Die Nase
Bruno Jasieński
Aus dem Russischen von Elisabeth Namdar-Pucher.
14 • 22 cm | Hardcover
120 Seiten | € 16,00
ISBN 978-3-903290-48-8
Verlagswebsite: http://www.bahoebooks.net/start_de.php?action=201&id=148
Klappentext:
ZitatAlles anzeigenDiese satirische Erzählung ist eine Prolongation eines Themas,
das Nikolaj Gogol 1836 erstmals zu Papier brachte. Hundert Jahre
später persiflierte Bruno Jasieński den deutschen Rassenwahn
anhand eines nationalsozialistischen Professors für Rassenkunde,
der eines Tages zu seiner vollkommenen Überraschung mit einer
jüdischen Nase im Gesicht dasteht. Ein absurder Vorfall, der diesem
arrivierten deutschen Denker die Chance gibt, seine Medizin
am eigenen Leibe zu erfahren.
«Beeindruckend und beklemmend ist Jasieńskis Verständnis für
die hinter der Rassenlehre, der Eugenik und vergleichbarer pseudowissenschaftlicher
Forschung liegende Unmenschlichkeit, aber
auch die unfreiwillige Komik. Ironisch, aber nicht albern, witzig,
aber nicht derb, pointiert, aber nicht plump, treffend, aber nicht
mit dem Holzhammer – das ist es, was den Satiriker Jasieński
auszeichnet.»
Aus dem Nachwort von Vladimir Vertlib.
Gogols "Die Nase" ist eine meiner liebsten Geschichten der Weltliteratur. Als ich vor kurzem nun dieses schmale Buch in einer Buchhandlung liegen sah und den Klappentext las, konnte ich deshalb nicht anders, als zuzugreifen, und habe es nicht bereut.
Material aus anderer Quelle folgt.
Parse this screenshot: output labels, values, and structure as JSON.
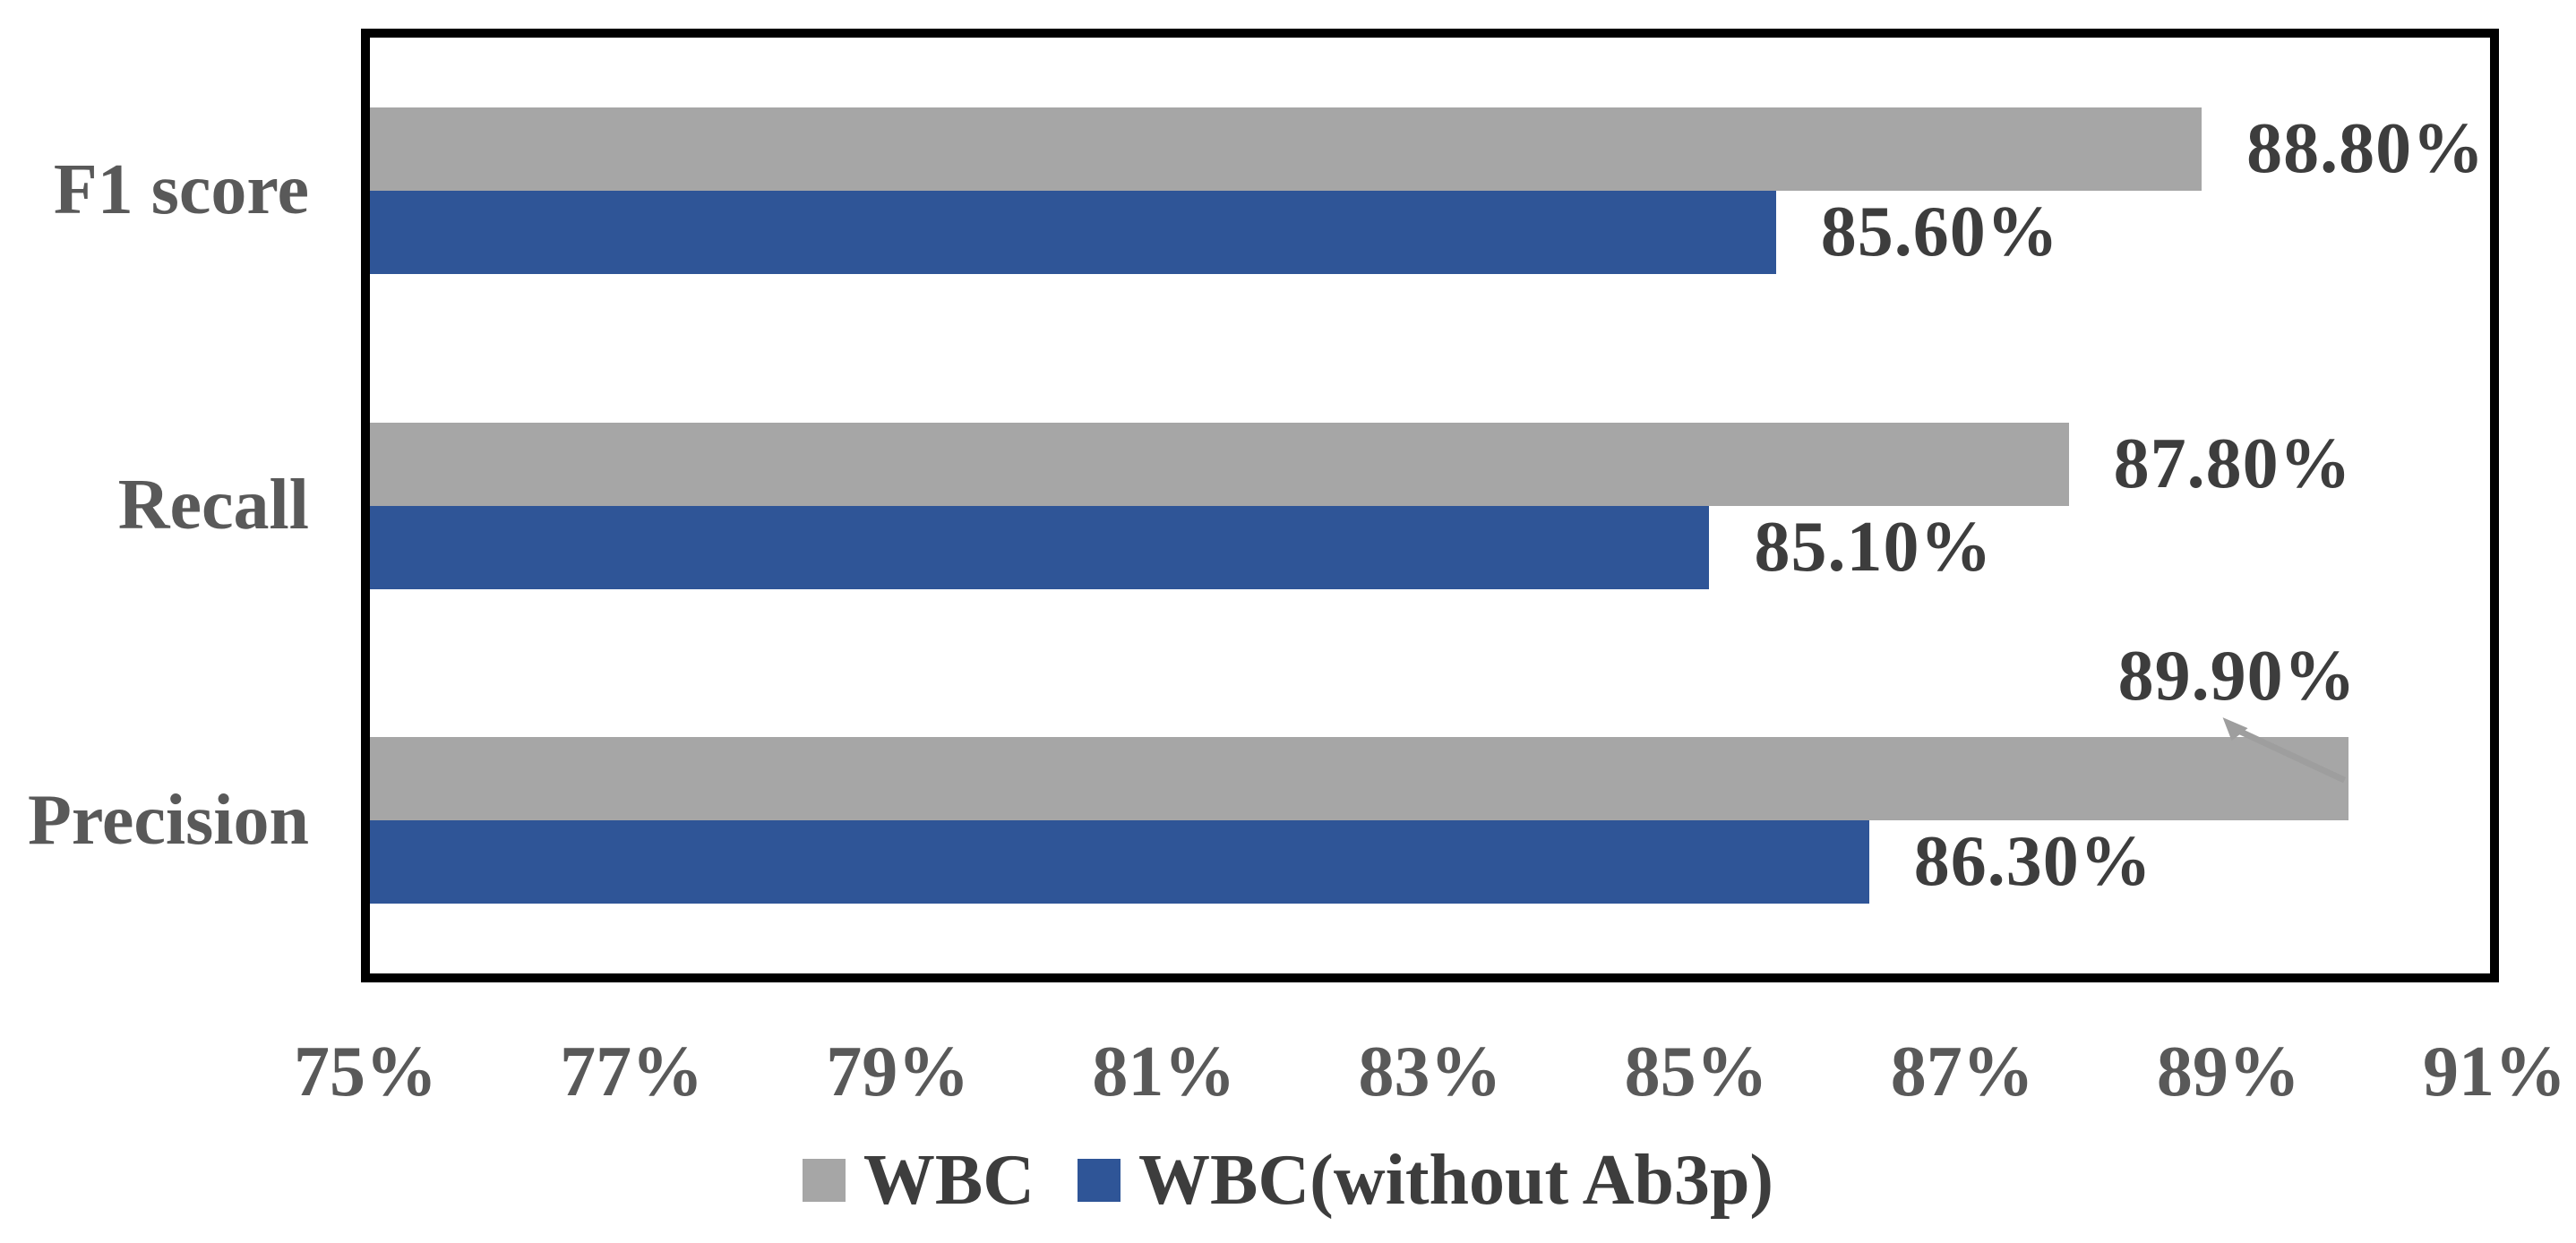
{
  "chart_data": {
    "type": "bar",
    "orientation": "horizontal",
    "title": "",
    "categories": [
      "F1 score",
      "Recall",
      "Precision"
    ],
    "series": [
      {
        "name": "WBC",
        "color": "#A6A6A6",
        "values": [
          88.8,
          87.8,
          89.9
        ],
        "value_labels": [
          "88.80%",
          "87.80%",
          "89.90%"
        ]
      },
      {
        "name": "WBC(without Ab3p)",
        "color": "#2F5597",
        "values": [
          85.6,
          85.1,
          86.3
        ],
        "value_labels": [
          "85.60%",
          "85.10%",
          "86.30%"
        ]
      }
    ],
    "x_axis": {
      "min": 75,
      "max": 91,
      "tick_step": 2,
      "tick_labels": [
        "75%",
        "77%",
        "79%",
        "81%",
        "83%",
        "85%",
        "87%",
        "89%",
        "91%"
      ]
    },
    "grid": false,
    "legend_position": "bottom",
    "callout": {
      "category_index": 2,
      "series_index": 0,
      "category": "Precision",
      "series": "WBC",
      "label": "89.90%",
      "placement": "above-bar-with-leader-line"
    }
  },
  "legend": {
    "items": [
      {
        "label": "WBC",
        "color": "#A6A6A6"
      },
      {
        "label": "WBC(without Ab3p)",
        "color": "#2F5597"
      }
    ]
  },
  "colors": {
    "background": "#FFFFFF",
    "bar_gray": "#A6A6A6",
    "bar_blue": "#2F5597",
    "plot_border": "#000000",
    "category_label_text": "#595959",
    "axis_label_text": "#595959",
    "value_label_text": "#3D3D3D",
    "legend_text": "#3D3D3D",
    "leader_line": "#9E9E9E"
  }
}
Jasieńskis Nase beginnt akademisch. Die Hauptfigur, ein führender nationalsozialistische Professors für Rassenkunde sitzt über dem Manuskript seines aktuellen Publikation und erwägt Änderungen, damit es doch noch zum Standardwerk in Schulen werden kann. Dabei setzt er sich dezidiert mit tatsächlichen eugenischen Positionen und Publikationen aus dem damaligen Deutschland auseinander. Das ist so erschreckend wie satirisch und durch dieses Satirische noch einmal ein gehöriges Stück erschreckender, nicht zuletzt, weil "Die Nase" erstmals 1936 erschienen ist und der Autor Jasieński darin bereits offenlegt, wie absurd, gefährlich und menschenverachtend die nicht nur nationalsozialistische Eugenik zu Beginn des 20. Jahrhunderst wachen Zeitgenossen erschienen ist. Dass Jasieński aber natürlich nicht die Ereignisse bis 1945 voraussehen konnten, erklärt die Leichtfüßigkeit dieser ganz phantastischen (im Doppelsinn des Wortes) Satire und Groteske.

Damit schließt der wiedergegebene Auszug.